# YouTube, Port Forwarding, and my Cisco router



## Tubaman-Z (Jul 31, 2007)

Since D* added the YouTube extra I have never been able to get it to work. When selected it would always fail with the message "YouTube is being updated. Check back in an hour." I finally got off my duff and sought to remedy this error. I discovered that the issue is with the port forwarding that I did not have setup in my router (Cisco WRT54G2V1 running latest firmware). I have no other D*/internet issues (Pandora is fine, internet connection tests fine). Hunting through Google I found a handy writeup in this very forum on how to correct a similar situation (even using a very similar Linksys router - http://www.dbstalk.com/showthread.php?t=160811). So:

1. IP address assigned to DVR (HR20) used in port forwarding entry as recipient of forwarding.
2. 2 consecutive ports opened in router and also identified in manual network setup in DVR.
3. Test connection - failed - 301 error.
4. Power cycled router. Test connection failed - 301 error

I'd appreciate any suggestions anyone might have to debug this further.

Thanks.

- Kevin


----------



## azarby (Dec 15, 2006)

If you have any other DTV DVRs, make sure that the ports selected are unique to each DVR. Not sure where you determined that you need port forwarding.

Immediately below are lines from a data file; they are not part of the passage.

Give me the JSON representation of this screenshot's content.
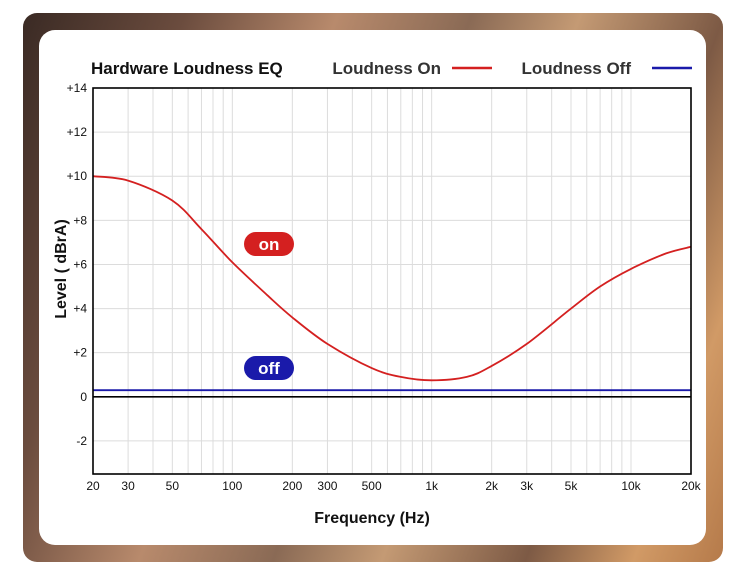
{
  "chart_data": {
    "type": "line",
    "title": "Hardware Loudness EQ",
    "xlabel": "Frequency (Hz)",
    "ylabel": "Level ( dBrA)",
    "xscale": "log",
    "xlim": [
      20,
      20000
    ],
    "ylim": [
      -3.5,
      14
    ],
    "grid": true,
    "legend": "top-right",
    "x_ticks": [
      {
        "value": 20,
        "label": "20"
      },
      {
        "value": 30,
        "label": "30"
      },
      {
        "value": 50,
        "label": "50"
      },
      {
        "value": 100,
        "label": "100"
      },
      {
        "value": 200,
        "label": "200"
      },
      {
        "value": 300,
        "label": "300"
      },
      {
        "value": 500,
        "label": "500"
      },
      {
        "value": 1000,
        "label": "1k"
      },
      {
        "value": 2000,
        "label": "2k"
      },
      {
        "value": 3000,
        "label": "3k"
      },
      {
        "value": 5000,
        "label": "5k"
      },
      {
        "value": 10000,
        "label": "10k"
      },
      {
        "value": 20000,
        "label": "20k"
      }
    ],
    "y_ticks": [
      {
        "value": 14,
        "label": "+14"
      },
      {
        "value": 12,
        "label": "+12"
      },
      {
        "value": 10,
        "label": "+10"
      },
      {
        "value": 8,
        "label": "+8"
      },
      {
        "value": 6,
        "label": "+6"
      },
      {
        "value": 4,
        "label": "+4"
      },
      {
        "value": 2,
        "label": "+2"
      },
      {
        "value": 0,
        "label": "0"
      },
      {
        "value": -2,
        "label": "-2"
      }
    ],
    "series": [
      {
        "name": "Loudness On",
        "color": "#d42020",
        "badge": "on",
        "x": [
          20,
          30,
          50,
          70,
          100,
          150,
          200,
          300,
          500,
          700,
          1000,
          1500,
          2000,
          3000,
          5000,
          7000,
          10000,
          15000,
          20000
        ],
        "y": [
          10.0,
          9.8,
          8.9,
          7.6,
          6.1,
          4.6,
          3.6,
          2.4,
          1.3,
          0.9,
          0.75,
          0.9,
          1.4,
          2.4,
          4.0,
          5.0,
          5.8,
          6.5,
          6.8
        ]
      },
      {
        "name": "Loudness Off",
        "color": "#1a1aaa",
        "badge": "off",
        "x": [
          20,
          20000
        ],
        "y": [
          0.3,
          0.3
        ]
      }
    ]
  }
}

I have an Actiontec Q1000 (Broadcom chip set) router and I have to manualy set the router for the forwarded port assignments. This is required for the Century Link CID application only app that anyone has been able to identify that needs PF). As far I know YouTube should not need Network Services or port forwarding.


----------



## Tubaman-Z (Jul 31, 2007)

Thanks for the response. I have only 1 DVR that is internet connected. I got the idea that port forwarding was needed from here -> http://www.dbstalk.com/showthread.php?t=160811 and here -> http://www.broadbandreports.com/forum/r26934260-DIRECTV-TV-APPS-and-YouTube-not-working. Bad info? It is true for me that under the More System Info for STB Services Port, it has a yellow triangle, with "N/A (301) ". I do have UPnP enabled on my router.

Thanks.


----------



## azarby (Dec 15, 2006)

The DTV implementation of UPnP isn't very robust and quite often doesn't work. Manual assignment and connection works best. Did you try manually restarting Network Services? 

Again, you shouldn't need to have Network Services for YouTube.


----------



## Tubaman-Z (Jul 31, 2007)

I did try manually assigning the ports and restarting network services. Fails with a 301 error.

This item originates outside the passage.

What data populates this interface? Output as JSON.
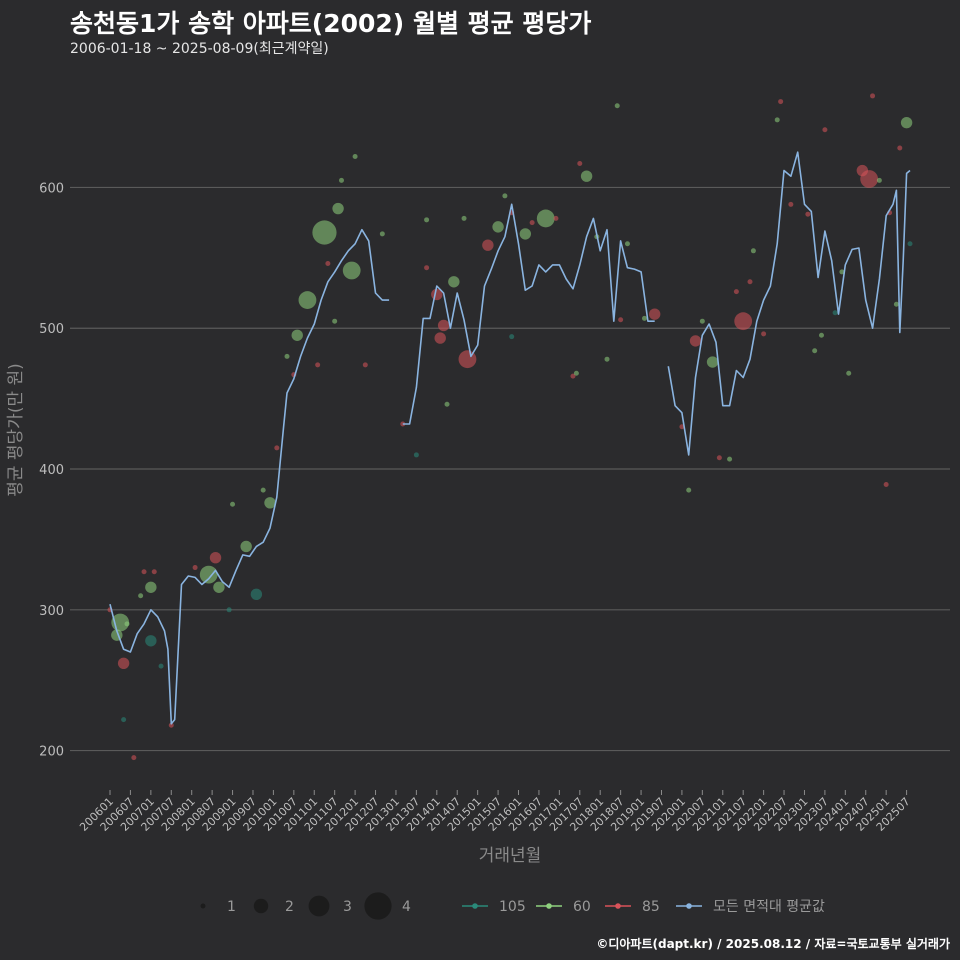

I believe what you say about network services not being required for YouTube. Any other ideas about why it consistently fails with "YouTube is currently being updated. Check back in an hour."?

Thanks.


----------



## azarby (Dec 15, 2006)

Tubaman-Z said:


> I did try manually assigning the ports and restarting network services. Fails with a 301 error.
> 
> I believe what you say about network services not being required for YouTube. Any other ideas about why it consistently fails with "YouTube is currently being updated. Check back in an hour."?
> 
> Thanks.


When I have issues like that, I usually just do a restart receiver form the systems menu. Last week I had a similar issue and did the restart receiver and about 15 minutes after the restart, everything was back to normal.


----------



## Tubaman-Z (Jul 31, 2007)

Restarted and still the same problem. Thanks for the suggestion.


----------